Ticks and tick-borne diseases are a major issue. These recent years, tick-borne diseases have attracted much attention because of their increasing incidence and the significant damage that they cause to livestock and human health. The objective was to identify the different species of ticks found in cattle and to determine the prevalence of Crimean-Congo hemorrhagic fever virus (CCHFV) in these different areas.

Methods:

The study was conducted in five regions of Côte d'Ivoire belonging to different geographic areas. The ticks were collected from cattle. The identification of ticks was done with a binocular microscope using the identification keys. The detection of CCHFV was done by RT-PCR using specific primers and probes.

Findings:

Of the ticks sampled, 4088 (96.9%) were adults. Of the genera Amblyomma, Hyalomma, and Rhipicephalus. The genus Rhipicephalus had the highest number with 54.3% of the collected ticks embodied in five species. It is followed by the genus Amblyomma with 43.7% and represented by only one species. The genus Hyalomma represented by seven species was obtained in a low proportion of 2.1%. The predominant species identified was Rhipicephalus (Boophilus) microplus with (48.7%), followed by the species Amblyomma variegatum (43.7%), and the other species <2%. In this study, CCHFV was detected in ticks belonging to the three genera identified. All-inclusive, 16 ticks (0.37%) out of 4219 collected from cattle tested positive for CCHFV. The species tested positive for CCHFV are A. variegatum, Hyalomma impressum, Rhipicephalus (Boophilus) geigyi, R. (B.) microplus, and Rhipicephalus sanguineus. All 16 ticks positive for CCHFV are adults and were obtained from the Korogho (11 ticks) and Bouaflé (5 ticks) regions.

Conclusion:

Three genera of ticks, Amblyomma, Hyalomma, and Rhipicephalus and 13 species infesting cattle were identified during this study. Eleven ticks were positive for CCHFV in Korhogo and five in Bouaflé. The genus mainly infested was A. Variegatum

Introduction

Crimean-Congo hemorrhagic fever virus (CCHFV) belongs to the Nairovididae and Orthonairovirus family and genus, respectively, which is an emerging tick-borne virus. It is endemic in most parts of Africa, Asia, as well as southern Europe. As a tick-borne zoonotic pathogen, CCHFV can cause severe hemorrhagic symptoms in humans with high fatality rates (5 up to 30%) (Schulz et al. 2020). Crimean-Congo hemorrhagic fever (CCHF) is the second most widely distributed arboviral disease worldwide. CCHF is transmitted to humans by bites of infected ticks from the Ixodidae family, mainly those of the Hyalomma genus, or through human contact with the blood and tissues of infected livestock (Kassiri et al. 2020). Ticks, particularly, species of the genus Hyalomma, are the main vectors and reservoir for CCHFV (Spengler and Estrada-Peña 2018). Ticks are blood-sucking arthropods that parasitize almost all vertebrates around the world. They transmit many pathogens such as viruses, bacteria, protozoa, and helminths, some of which are common to humans and animals (Boyard 2007, Aubry et Gaüzère 2016). To this end, they play a major role in human and animal epidemiology. Ticks are the most important ectoparasites in cattle. Around 80% of these animals worldwide are infested with ticks (Bowman and Nuttall 2008).

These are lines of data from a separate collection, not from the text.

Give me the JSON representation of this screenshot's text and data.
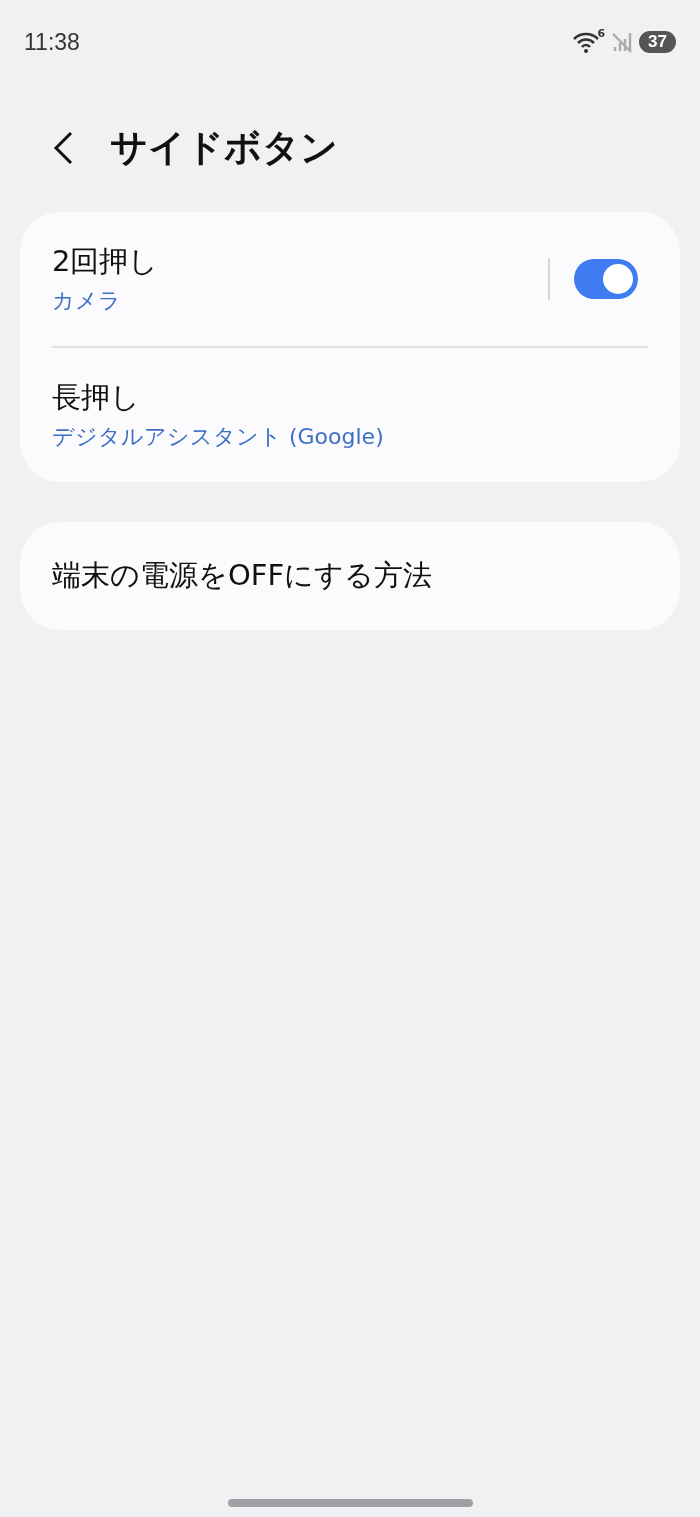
{
  "status_bar": {
    "time": "11:38",
    "network_type": "6",
    "battery": "37"
  },
  "header": {
    "title": "サイドボタン"
  },
  "cards": [
    {
      "items": [
        {
          "kind": "toggle",
          "title": "2回押し",
          "subtitle": "カメラ",
          "on": true
        },
        {
          "kind": "plain",
          "title": "長押し",
          "subtitle": "デジタルアシスタント (Google)"
        }
      ]
    },
    {
      "items": [
        {
          "kind": "plain",
          "title": "端末の電源をOFFにする方法"
        }
      ]
    }
  ]
}
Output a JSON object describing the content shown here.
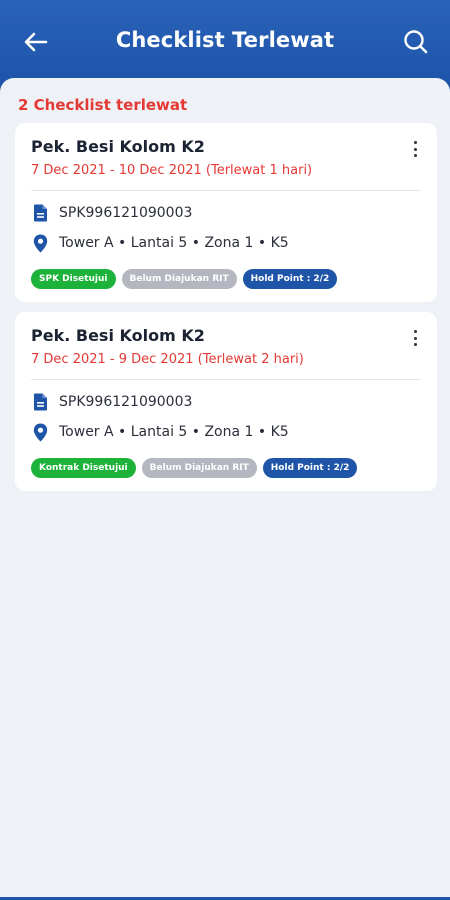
{
  "header": {
    "title": "Checklist Terlewat"
  },
  "summary": {
    "count_label": "2 Checklist terlewat"
  },
  "cards": [
    {
      "title": "Pek. Besi Kolom K2",
      "date_range": "7 Dec 2021 - 10 Dec 2021 (Terlewat 1 hari)",
      "document_no": "SPK996121090003",
      "location": "Tower A • Lantai 5 • Zona 1 • K5",
      "badges": [
        "SPK Disetujui",
        "Belum Diajukan RIT",
        "Hold Point : 2/2"
      ]
    },
    {
      "title": "Pek. Besi Kolom K2",
      "date_range": "7 Dec 2021 - 9 Dec 2021 (Terlewat 2 hari)",
      "document_no": "SPK996121090003",
      "location": "Tower A • Lantai 5 • Zona 1 • K5",
      "badges": [
        "Kontrak Disetujui",
        "Belum Diajukan RIT",
        "Hold Point : 2/2"
      ]
    }
  ],
  "colors": {
    "primary": "#1f55a8",
    "overdue": "#e53935",
    "approved": "#1db33a",
    "pending": "#b4b7bf"
  },
  "icons": {
    "back": "arrow-left-icon",
    "search": "search-icon",
    "more": "more-vertical-icon",
    "document": "document-icon",
    "location": "location-pin-icon"
  }
}
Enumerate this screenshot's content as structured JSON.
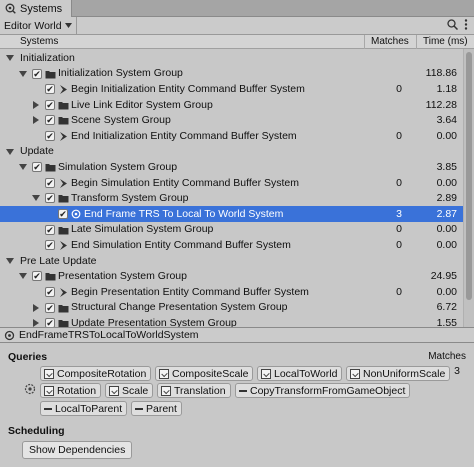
{
  "window": {
    "tab_title": "Systems",
    "tab_icon": "systems-window-icon"
  },
  "toolbar": {
    "world": "Editor World",
    "icons": [
      "search-icon",
      "more-options-icon"
    ]
  },
  "columns": {
    "systems": "Systems",
    "matches": "Matches",
    "time": "Time (ms)"
  },
  "tree": [
    {
      "label": "Initialization",
      "level": 0,
      "kind": "world",
      "expanded": true
    },
    {
      "label": "Initialization System Group",
      "level": 1,
      "kind": "group",
      "checked": true,
      "expanded": true,
      "matches": "",
      "time": "118.86"
    },
    {
      "label": "Begin Initialization Entity Command Buffer System",
      "level": 2,
      "kind": "ecb",
      "checked": true,
      "matches": "0",
      "time": "1.18"
    },
    {
      "label": "Live Link Editor System Group",
      "level": 2,
      "kind": "group",
      "checked": true,
      "expanded": false,
      "matches": "",
      "time": "112.28"
    },
    {
      "label": "Scene System Group",
      "level": 2,
      "kind": "group",
      "checked": true,
      "expanded": false,
      "matches": "",
      "time": "3.64"
    },
    {
      "label": "End Initialization Entity Command Buffer System",
      "level": 2,
      "kind": "ecb",
      "checked": true,
      "matches": "0",
      "time": "0.00"
    },
    {
      "label": "Update",
      "level": 0,
      "kind": "world",
      "expanded": true
    },
    {
      "label": "Simulation System Group",
      "level": 1,
      "kind": "group",
      "checked": true,
      "expanded": true,
      "matches": "",
      "time": "3.85"
    },
    {
      "label": "Begin Simulation Entity Command Buffer System",
      "level": 2,
      "kind": "ecb",
      "checked": true,
      "matches": "0",
      "time": "0.00"
    },
    {
      "label": "Transform System Group",
      "level": 2,
      "kind": "group",
      "checked": true,
      "expanded": true,
      "matches": "",
      "time": "2.89"
    },
    {
      "label": "End Frame TRS To Local To World System",
      "level": 3,
      "kind": "system",
      "checked": true,
      "selected": true,
      "matches": "3",
      "time": "2.87"
    },
    {
      "label": "Late Simulation System Group",
      "level": 2,
      "kind": "group",
      "checked": true,
      "matches": "0",
      "time": "0.00"
    },
    {
      "label": "End Simulation Entity Command Buffer System",
      "level": 2,
      "kind": "ecb",
      "checked": true,
      "matches": "0",
      "time": "0.00"
    },
    {
      "label": "Pre Late Update",
      "level": 0,
      "kind": "world",
      "expanded": true
    },
    {
      "label": "Presentation System Group",
      "level": 1,
      "kind": "group",
      "checked": true,
      "expanded": true,
      "matches": "",
      "time": "24.95"
    },
    {
      "label": "Begin Presentation Entity Command Buffer System",
      "level": 2,
      "kind": "ecb",
      "checked": true,
      "matches": "0",
      "time": "0.00"
    },
    {
      "label": "Structural Change Presentation System Group",
      "level": 2,
      "kind": "group",
      "checked": true,
      "expanded": false,
      "matches": "",
      "time": "6.72"
    },
    {
      "label": "Update Presentation System Group",
      "level": 2,
      "kind": "group",
      "checked": true,
      "expanded": false,
      "matches": "",
      "time": "1.55"
    }
  ],
  "path": {
    "label": "EndFrameTRSToLocalToWorldSystem"
  },
  "queries": {
    "title": "Queries",
    "matches_label": "Matches",
    "matches_value": "3",
    "query_icon": "query-icon",
    "components": [
      {
        "label": "CompositeRotation",
        "access": "write"
      },
      {
        "label": "CompositeScale",
        "access": "write"
      },
      {
        "label": "LocalToWorld",
        "access": "write"
      },
      {
        "label": "NonUniformScale",
        "access": "write"
      },
      {
        "label": "Rotation",
        "access": "write"
      },
      {
        "label": "Scale",
        "access": "write"
      },
      {
        "label": "Translation",
        "access": "write"
      },
      {
        "label": "CopyTransformFromGameObject",
        "access": "exclude"
      },
      {
        "label": "LocalToParent",
        "access": "exclude"
      },
      {
        "label": "Parent",
        "access": "exclude"
      }
    ]
  },
  "scheduling": {
    "title": "Scheduling",
    "button": "Show Dependencies"
  }
}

Viral infections are considered as one of the principal threats to human life and health worldwide (Al Mussaed 2018, Mohamed et al. 2018). Changes in the environment, climate, and agriculture may affect the distribution of ticks and eventually the emergence of diseases (Woolhouse and Gowtage-Sequeria 2005). CCHF has a wide geographic distribution; cases have been reported in more than 30 countries across Africa, Southeastern Europe, the Middle East, and Western Asia. In the western African countries, namely, Nigeria, Mauritania, and Senegal, serologic evidence of CCHF infections in humans and animals has been frequently documented (David-West et al. 1974, Gonzalez et al. 1990, Wilson et al. 1990). CCHFV has a wide geographic range and has been described in around 30 countries in the Middle East, Asia, Europe, and Africa, including Mali and neighboring countries.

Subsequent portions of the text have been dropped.